Way2AI · 机器学习之Logistic Regression (一)

TL;DR

Way2AI系列，确保出发去"改变世界"之前，我们已经打下了一个坚实的基础。

本文的目标是使用NumPy实现一个多项式逻辑回归模型 $\hat{y}$ ，以实现对给定的特征$X$预测其目标类别的概率分布。

$$
\hat{y} = \frac{e^{XW_y}}{\sum_j{e^{XW}}}
$$

逻辑回归与前篇所述的线性回归，同属于广义线性回归。皆是建模一条直线(或一个平面)。

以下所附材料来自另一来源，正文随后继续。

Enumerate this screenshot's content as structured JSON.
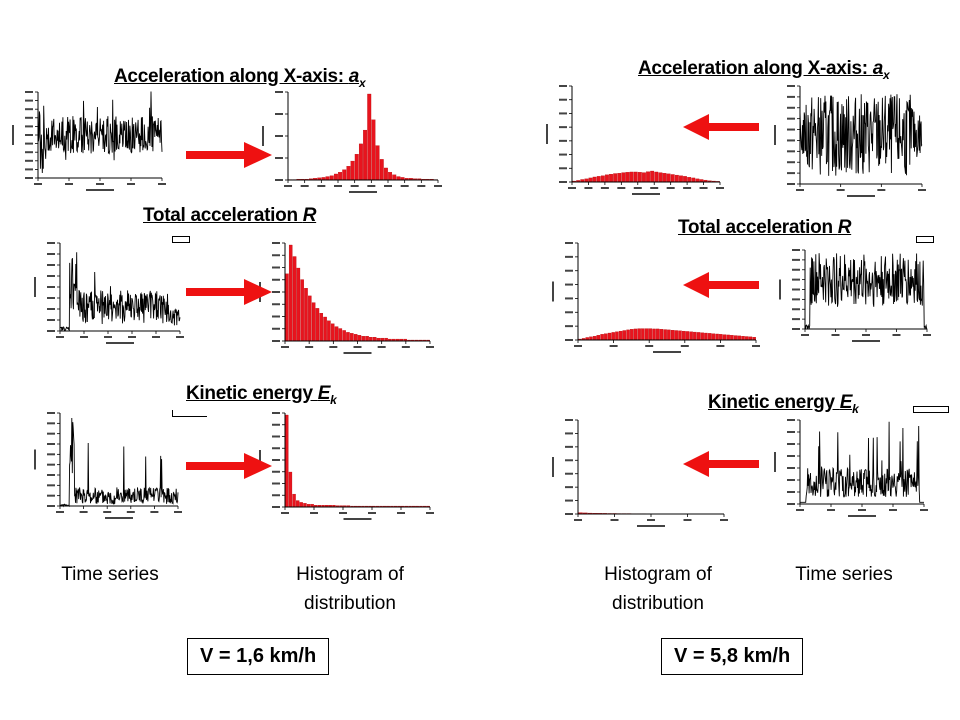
{
  "panels": {
    "left": {
      "titles": {
        "ax": {
          "text": "Acceleration along X-axis: ",
          "sym": "a",
          "sub": "x"
        },
        "r": {
          "text": "Total acceleration ",
          "sym": "R",
          "sub": ""
        },
        "ek": {
          "text": "Kinetic energy ",
          "sym": "E",
          "sub": "k"
        }
      },
      "captions": {
        "series": "Time series",
        "hist": "Histogram of distribution"
      },
      "speed": "V = 1,6 km/h"
    },
    "right": {
      "titles": {
        "ax": {
          "text": "Acceleration along X-axis: ",
          "sym": "a",
          "sub": "x"
        },
        "r": {
          "text": "Total acceleration ",
          "sym": "R",
          "sub": ""
        },
        "ek": {
          "text": "Kinetic energy ",
          "sym": "E",
          "sub": "k"
        }
      },
      "captions": {
        "series": "Time series",
        "hist": "Histogram of distribution"
      },
      "speed": "V = 5,8 km/h"
    }
  },
  "colors": {
    "bar": "#e8141e",
    "series": "#000000",
    "arrow": "#ee1111"
  },
  "chart_data": [
    {
      "id": "L-ax-ts",
      "type": "line",
      "style": "noise-centered",
      "yticks": 10,
      "xticks": 4
    },
    {
      "id": "L-ax-hist",
      "type": "bar",
      "values": [
        0.5,
        0.5,
        1,
        1,
        1,
        1.5,
        2,
        2.5,
        3,
        4,
        5,
        7,
        9,
        12,
        16,
        22,
        30,
        42,
        58,
        100,
        70,
        40,
        24,
        14,
        9,
        6,
        4,
        3,
        2,
        2,
        1.5,
        1.5,
        1,
        1,
        1,
        0.5
      ],
      "xticks": 9,
      "yticks": 4
    },
    {
      "id": "L-r-ts",
      "type": "line",
      "style": "noise-positive-spike",
      "yticks": 8,
      "xticks": 5
    },
    {
      "id": "L-r-hist",
      "type": "bar",
      "values": [
        70,
        100,
        88,
        76,
        64,
        55,
        47,
        40,
        34,
        29,
        25,
        21,
        18,
        15,
        13,
        11,
        9,
        8,
        7,
        6,
        5,
        5,
        4,
        4,
        3,
        3,
        3,
        2,
        2,
        2,
        2,
        2,
        1,
        1,
        1,
        1,
        1,
        1
      ],
      "xticks": 6,
      "yticks": 8
    },
    {
      "id": "L-ek-ts",
      "type": "line",
      "style": "spiky-positive",
      "yticks": 9,
      "xticks": 5
    },
    {
      "id": "L-ek-hist",
      "type": "bar",
      "values": [
        100,
        38,
        14,
        7,
        5,
        4,
        3,
        3,
        2,
        2,
        2,
        2,
        2,
        2,
        1.5,
        1.5,
        1.5,
        1.5,
        1,
        1,
        1,
        1,
        1,
        1,
        1,
        1,
        1,
        1,
        1,
        1,
        1,
        1,
        1,
        1,
        1,
        1,
        1,
        1,
        1,
        1
      ],
      "xticks": 5,
      "yticks": 8
    },
    {
      "id": "R-ax-hist",
      "type": "bar",
      "values": [
        0.3,
        0.5,
        0.8,
        1,
        1.3,
        1.6,
        1.8,
        2,
        2.3,
        2.5,
        2.7,
        2.8,
        3,
        3.1,
        3.2,
        3.2,
        3.1,
        3,
        3.3,
        3.5,
        3.2,
        3,
        2.8,
        2.6,
        2.4,
        2.2,
        2,
        1.8,
        1.5,
        1.3,
        1,
        0.8,
        0.6,
        0.4,
        0.3,
        0.2
      ],
      "ymax": 30,
      "xticks": 9,
      "yticks": 7
    },
    {
      "id": "R-ax-ts",
      "type": "line",
      "style": "noise-centered-dense",
      "yticks": 9,
      "xticks": 3
    },
    {
      "id": "R-r-hist",
      "type": "bar",
      "values": [
        0.3,
        0.5,
        0.8,
        1,
        1.2,
        1.5,
        1.8,
        2,
        2.2,
        2.4,
        2.6,
        2.8,
        3,
        3.2,
        3.4,
        3.5,
        3.6,
        3.6,
        3.6,
        3.6,
        3.5,
        3.5,
        3.4,
        3.3,
        3.2,
        3.1,
        3,
        2.9,
        2.8,
        2.7,
        2.6,
        2.5,
        2.4,
        2.3,
        2.2,
        2.1,
        2,
        1.9,
        1.8,
        1.7,
        1.6,
        1.5,
        1.4,
        1.3,
        1.2,
        1.1,
        1,
        0.9
      ],
      "ymax": 30,
      "xticks": 5,
      "yticks": 7
    },
    {
      "id": "R-r-ts",
      "type": "line",
      "style": "noise-positive-dense",
      "yticks": 8,
      "xticks": 4
    },
    {
      "id": "R-ek-hist",
      "type": "bar",
      "values": [
        1.5,
        1.2,
        1,
        0.9,
        0.8,
        0.7,
        0.6,
        0.6,
        0.5,
        0.5,
        0.5,
        0.4,
        0.4,
        0.4,
        0.3,
        0.3,
        0.3,
        0.3,
        0.3,
        0.3,
        0.3,
        0.3,
        0.2,
        0.2,
        0.2,
        0.2,
        0.2,
        0.2,
        0.2,
        0.2
      ],
      "ymax": 100,
      "xticks": 4,
      "yticks": 7
    },
    {
      "id": "R-ek-ts",
      "type": "line",
      "style": "spiky-dense",
      "yticks": 7,
      "xticks": 4
    }
  ]
}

但不同的是，逻辑回归是一种分类模型。

Set up

import numpy as np
import random

SEED = 1024

# Set seed for reproducibility
np.random.seed(SEED)
random.seed(SEED)

Load data

我们的任务是基于白细胞计数和血压来确定肿瘤是否为良性（无害）或恶性（有害）。

请注意，这是一个合成数据集，没有临床意义。

import matplotlib.pyplot as plt
import pandas as pd
from pandas.plotting import scatter_matrix

# Read from CSV to Pandas DataFrame
url = "http://s3.mindex.xyz/datasets/tumors.csv"
df = pd.read_csv(url, header=0) # load
df = df.sample(frac=1).reset_index(drop=True) # shuffle
df.head()

# Define X and y
X = df[["leukocyte_count", "blood_pressure"]].values
y = df["tumor_class"].values

# Plot data
colors = {"benign": "red", "malignant": "blue"}
plt.scatter(X[:, 0], X[:, 1], c=[colors[_y] for _y in y], s=25, edgecolors="k")
plt.xlabel("leukocyte count")
plt.ylabel("blood pressure")
plt.legend(["malignant", "benign"], loc="upper right")
plt.show()

Split data

我们希望将数据集分成三份，使得每个子集中的类别分布相同，以便进行适当的训练和评估。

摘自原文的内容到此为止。